Rechtsdepesche: Haben Sie einen letzten Praxistipp für Pflegefachkräfte, wenn sie eine Gefährdungsanzeige machen wollen?
Großkopf: Ja durchaus: Die Gefährdungsanzeige sollte immer schriftlich erfolgen und den Vorgesetzten zugehen, auch die Aufbewahrung einer Kopie ist empfehlenswert. Sie funktioniert als Beweisschrift und kann bei haftungs- und/oder arbeitsrechtlichen Konsequenzen zur Verteidigung hinzugezogen werden. Wenn sich der Zustand der Gefahrenlage dauerhaft nicht verbessert, ist die Wiederholung der Gefährdungsanzeige zu empfehlen, um erneut auf die Situation aufmerksam zu machen. Sollte auch dann keine Änderung des Zustandes erfolgen, wäre eine Eskalation auf die übergeordnete Führungsebene ratsam.
Warum übrigens in bestimmten Fällen eine Gefährdungsanzeige gegenüber einem Vermerk in der Pflegedokumenation vorzuziehen ist, erfahren Sie in diesem Videobeitrag.
FAQ
Was tun, wenn die Arbeitsbedingungen im Pflegebereich eine Gefahr darstellen?
Wenn Pflegefachkräfte feststellen, dass ihre Arbeitsbedingungen – etwa durch Personalmangel oder strukturelle Defizite – eine Gefahr für die Patienten oder ihre eigene Gesundheit darstellen, sollten sie eine „Gefährdungsanzeige“ gemäß § 16 Arbeitsschutzgesetz (ArbSchG) an die nächst höhere Führungsebene richten. Diese Anzeige verpflichtet den Arbeitgeber, die in der „Gefährdungsanzeige“ benannte Situation zu überprüfen und sich daraus ergebende Maßnahmen zur Gefahrenabwehr zu ergreifen.

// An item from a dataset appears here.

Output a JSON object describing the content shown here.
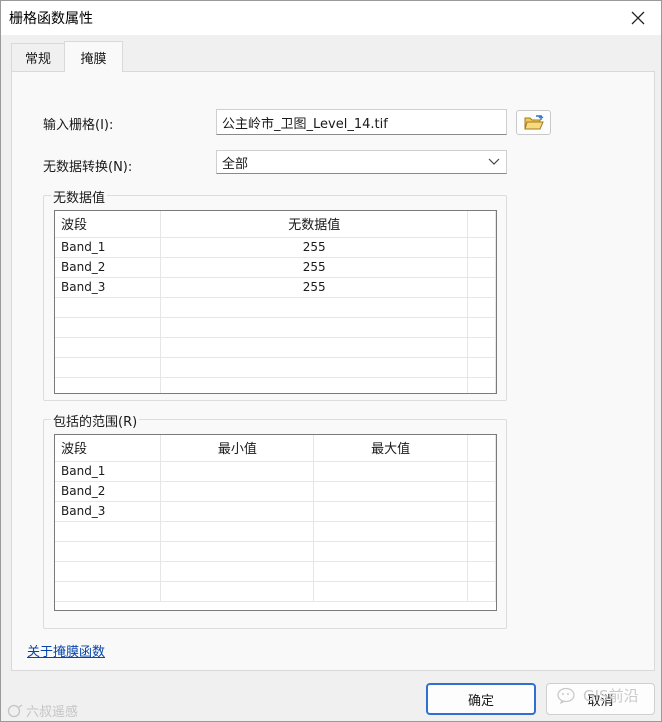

Wichtig ist, dass die Anzeige schriftlich erfolgt, um bei möglichen arbeits- oder haftungsrechtlichen Folgen als Beweis dienen zu können.
Wer haftet, wenn trotz Gefährdungsanzeige ein Fehler passiert?
Eine „Gefährdungsanzeige“ bietet Pflegekräften eine gewisse haftungsrechtliche Entlastung, wenn durch die gemeldeten Gefahren ein Schaden entsteht. Allerdings bleibt die Pflegekraft weiterhin in der Pflicht, ihre Aufgaben nach bestem Wissen und Gewissen zu erfüllen. Eine komplette Haftungsbefreiung tritt nicht ein; die Pflegekraft kann bei Fehlern unter bestimmten Umständen mithaften, selbst wenn eine Gefährdungsanzeige vorliegt.